Extremists groups are not representative of what it means to be a Muslim in today’s world. We need to see them for who they are and not for the vehicle they misuse which is Islam. Furthermore, it is very unhelpful when the media keeps reporting phrases like “radical Islam” and “Muslim extremists” as this further perpetuates the discrimination and hatred against innocent and peace-loving Muslims.
There is no link between ISIS terrorism and traditional Islam. ISIS fundamentally changes the core beliefs of Islam and inserts their own interpretations to make it into something that is self-serving.
Extremists can be found in most religions. The only way to combat this is to be very knowledgeable of your own religion and beliefs so that you will recognize a falsehood when you hear it. Sadly, many people simply believe what they are told and that is it.
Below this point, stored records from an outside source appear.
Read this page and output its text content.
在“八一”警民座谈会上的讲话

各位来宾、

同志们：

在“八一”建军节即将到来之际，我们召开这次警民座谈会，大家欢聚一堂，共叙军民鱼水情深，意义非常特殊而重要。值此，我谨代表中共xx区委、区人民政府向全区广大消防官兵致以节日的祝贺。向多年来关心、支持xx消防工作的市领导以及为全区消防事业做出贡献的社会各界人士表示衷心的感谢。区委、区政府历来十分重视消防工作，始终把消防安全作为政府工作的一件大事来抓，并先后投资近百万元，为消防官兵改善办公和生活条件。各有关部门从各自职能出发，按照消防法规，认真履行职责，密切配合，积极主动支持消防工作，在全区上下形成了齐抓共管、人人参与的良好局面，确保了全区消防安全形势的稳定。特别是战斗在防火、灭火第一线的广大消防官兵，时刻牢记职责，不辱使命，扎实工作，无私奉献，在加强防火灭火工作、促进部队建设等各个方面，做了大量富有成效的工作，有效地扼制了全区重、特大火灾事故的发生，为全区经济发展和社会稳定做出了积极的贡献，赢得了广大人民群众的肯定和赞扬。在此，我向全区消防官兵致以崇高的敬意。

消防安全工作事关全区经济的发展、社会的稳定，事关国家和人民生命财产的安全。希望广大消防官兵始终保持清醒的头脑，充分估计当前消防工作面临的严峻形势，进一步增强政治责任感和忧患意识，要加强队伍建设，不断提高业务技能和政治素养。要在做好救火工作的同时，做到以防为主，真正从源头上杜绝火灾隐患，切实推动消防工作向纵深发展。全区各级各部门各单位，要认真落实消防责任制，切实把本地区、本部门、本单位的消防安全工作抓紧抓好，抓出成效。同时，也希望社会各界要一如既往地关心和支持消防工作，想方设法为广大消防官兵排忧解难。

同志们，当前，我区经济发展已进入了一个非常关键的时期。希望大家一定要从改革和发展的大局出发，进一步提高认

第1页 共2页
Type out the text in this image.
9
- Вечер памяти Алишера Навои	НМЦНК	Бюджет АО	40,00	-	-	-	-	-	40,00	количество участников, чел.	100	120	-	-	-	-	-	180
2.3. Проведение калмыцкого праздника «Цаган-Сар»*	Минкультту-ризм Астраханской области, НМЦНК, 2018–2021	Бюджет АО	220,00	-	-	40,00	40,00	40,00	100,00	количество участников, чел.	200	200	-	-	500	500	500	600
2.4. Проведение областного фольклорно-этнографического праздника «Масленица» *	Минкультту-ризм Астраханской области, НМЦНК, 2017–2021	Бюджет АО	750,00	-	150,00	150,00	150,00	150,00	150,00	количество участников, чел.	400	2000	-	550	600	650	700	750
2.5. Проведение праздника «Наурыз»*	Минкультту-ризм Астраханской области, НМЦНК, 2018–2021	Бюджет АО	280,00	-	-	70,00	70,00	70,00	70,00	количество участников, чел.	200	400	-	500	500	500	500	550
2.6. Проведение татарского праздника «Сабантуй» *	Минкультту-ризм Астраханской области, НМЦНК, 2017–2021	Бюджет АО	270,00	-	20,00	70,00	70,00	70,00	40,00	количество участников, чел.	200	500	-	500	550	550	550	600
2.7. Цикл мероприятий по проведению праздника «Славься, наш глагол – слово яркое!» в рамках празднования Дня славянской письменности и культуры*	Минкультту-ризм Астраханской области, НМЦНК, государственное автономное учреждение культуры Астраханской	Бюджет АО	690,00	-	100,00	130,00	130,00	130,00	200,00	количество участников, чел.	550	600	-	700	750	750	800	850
Such people can be easily caught up in extremist groups as they lack knowledge.
The same can be said for Christianity. We are not exempt from those who have perverted God’s Word to make it say something that it never was intended to say. This is how cults are formed, and again, is due to a lack of knowledge. The bible says that the people perish due to a lack of knowledge (Hosea 4:6).
ISIS operates via intimidation, fear, legalistic authority, assassinations, and bombings . This is nothing like what traditional Islam teaches. In fact, it is quite the opposite. It is not fair to classify all Muslims by such rouge fringe groups.
For two years I worked and lived in an Islamic country. I never met anyone who was associated with ISIS nor any other extremist group. I found the Muslims there to be very friendly, eager to help, and welcoming. That experience really helped me to see them for who they really are and without the media bias that was projected to me.
Many Muslims do not even consider groups such as ISIS to be true Muslims. They look at them in disdain as the perverters of Islam. Usually these are the more educated people who know what Islam is supposed to be. Sadly, a lot of Muslims have a lower educational level which would be very conducive to being led astray. Many modern Muslims are Muslim in name only and not in practice which makes them an easy target for extremists.